Kavcıoğlu’nun açıklamaları iktidarın pandemi sürecinde işçi ve emekçilere bakışının da yeni bir örneği oldu. “Sonuca bakalım” diyen Kavcıoğlu’nun çıkarımı ise “Hiç kimsenin burnu kanamadan 2020 pandemi krizi atlatılmıştır” saptaması oldu.
Belirtmek gerekir ki, öncelikle atlatılan bir kriz yoktur. AKP, boylu boyunca pandemi ile yoğrulmuş ekonomik ve siyasal bir krizin içerisindedir ve ülkeyi de beraberinde bu krizlerin derin çukuruna sürüklemektedir. Kongrelerde yaptığı güç gösterilerinin bir sonucu olarak vaka sayılarının artmasında doğrudan payı olan AKP iktidarı, günde 300’ün üzerinde ölümlerin yaşandığını, buna ek olarak geçim sıkıntısı ile intiharların gündemden düşmediğini, sağlık emekçilerinin alınmayan önlemler ve verilmeyen kadro desteği nedeniyle virüsün olumsuz etkileri ile daha çok karşılaştığını ve hayatlarını kaybettiğini görmemekte, umursamamaktadır. İşçi ve emekçilerin kanı pandemi boyunca oluk oluk akmıştır.
Ne var ki, Kavcıoğlu’nun dert edindiği kan burjuvazinin kanıdır. Ve bu açıdan Kavcıoğlu haklıdır. Burjuvazinin, bürokratların burnu dahi kanamamıştır salgın boyunca.
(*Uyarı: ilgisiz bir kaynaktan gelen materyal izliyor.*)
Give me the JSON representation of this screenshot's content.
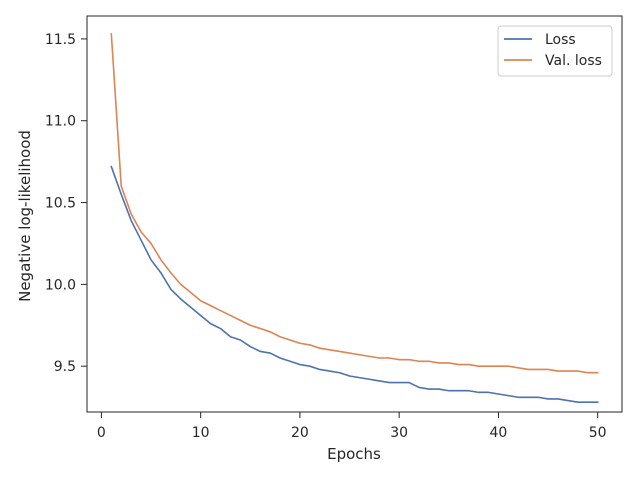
{
  "chart_data": {
    "type": "line",
    "xlabel": "Epochs",
    "ylabel": "Negative log-likelihood",
    "xlim": [
      -1.45,
      52.45
    ],
    "ylim": [
      9.22,
      11.64
    ],
    "xticks": [
      0,
      10,
      20,
      30,
      40,
      50
    ],
    "yticks": [
      9.5,
      10.0,
      10.5,
      11.0,
      11.5
    ],
    "ytick_labels": [
      "9.5",
      "10.0",
      "10.5",
      "11.0",
      "11.5"
    ],
    "grid": false,
    "legend_position": "top-right",
    "x": [
      1,
      2,
      3,
      4,
      5,
      6,
      7,
      8,
      9,
      10,
      11,
      12,
      13,
      14,
      15,
      16,
      17,
      18,
      19,
      20,
      21,
      22,
      23,
      24,
      25,
      26,
      27,
      28,
      29,
      30,
      31,
      32,
      33,
      34,
      35,
      36,
      37,
      38,
      39,
      40,
      41,
      42,
      43,
      44,
      45,
      46,
      47,
      48,
      49,
      50
    ],
    "series": [
      {
        "name": "Loss",
        "color": "#4c72b0",
        "values": [
          10.72,
          10.55,
          10.39,
          10.27,
          10.15,
          10.07,
          9.97,
          9.91,
          9.86,
          9.81,
          9.76,
          9.73,
          9.68,
          9.66,
          9.62,
          9.59,
          9.58,
          9.55,
          9.53,
          9.51,
          9.5,
          9.48,
          9.47,
          9.46,
          9.44,
          9.43,
          9.42,
          9.41,
          9.4,
          9.4,
          9.4,
          9.37,
          9.36,
          9.36,
          9.35,
          9.35,
          9.35,
          9.34,
          9.34,
          9.33,
          9.32,
          9.31,
          9.31,
          9.31,
          9.3,
          9.3,
          9.29,
          9.28,
          9.28,
          9.28
        ]
      },
      {
        "name": "Val. loss",
        "color": "#dd8452",
        "values": [
          11.53,
          10.6,
          10.43,
          10.32,
          10.25,
          10.15,
          10.07,
          10.0,
          9.95,
          9.9,
          9.87,
          9.84,
          9.81,
          9.78,
          9.75,
          9.73,
          9.71,
          9.68,
          9.66,
          9.64,
          9.63,
          9.61,
          9.6,
          9.59,
          9.58,
          9.57,
          9.56,
          9.55,
          9.55,
          9.54,
          9.54,
          9.53,
          9.53,
          9.52,
          9.52,
          9.51,
          9.51,
          9.5,
          9.5,
          9.5,
          9.5,
          9.49,
          9.48,
          9.48,
          9.48,
          9.47,
          9.47,
          9.47,
          9.46,
          9.46
        ]
      }
    ]
  }
}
Bilakis, Kavcıoğlu’nun çizdiği toz pembe tablo bu zatlar için tamamıyla gerçektir. Burun kanaması bir yana pandemi döneminde iyice semirmişler, yüzlerine kan gelmişçesine sağlık ve sıhhatle kasalarını doldurmuşlardır. Kavcıoğlu’nun dediği gibi “Hem reel sektör yurtdışı borçlarını ödemiştir, bankacılık finansal borçlarını ödemiştir, kendi ithalat borçları dahil varlıklarını artırmıştır.” Ancak işçi ve emekçiler borçlarını ödeyemedikleri için icralık olmuşlar, Kod 29 ile işten atılmışlar, kısa çalışma ödeneği adı altında üç kuruş para ile geçinmeye zorlanmışlardır.
Kavcıoğlu’nun açıklamalarının işçi ve emekçiler açısından zerrece kıymeti yoktur. 40 değil 128 defa aynı yalanı söyleseler de artık bıçak kemiğe dayanmıştır. AKP, miladını doldurmuştur.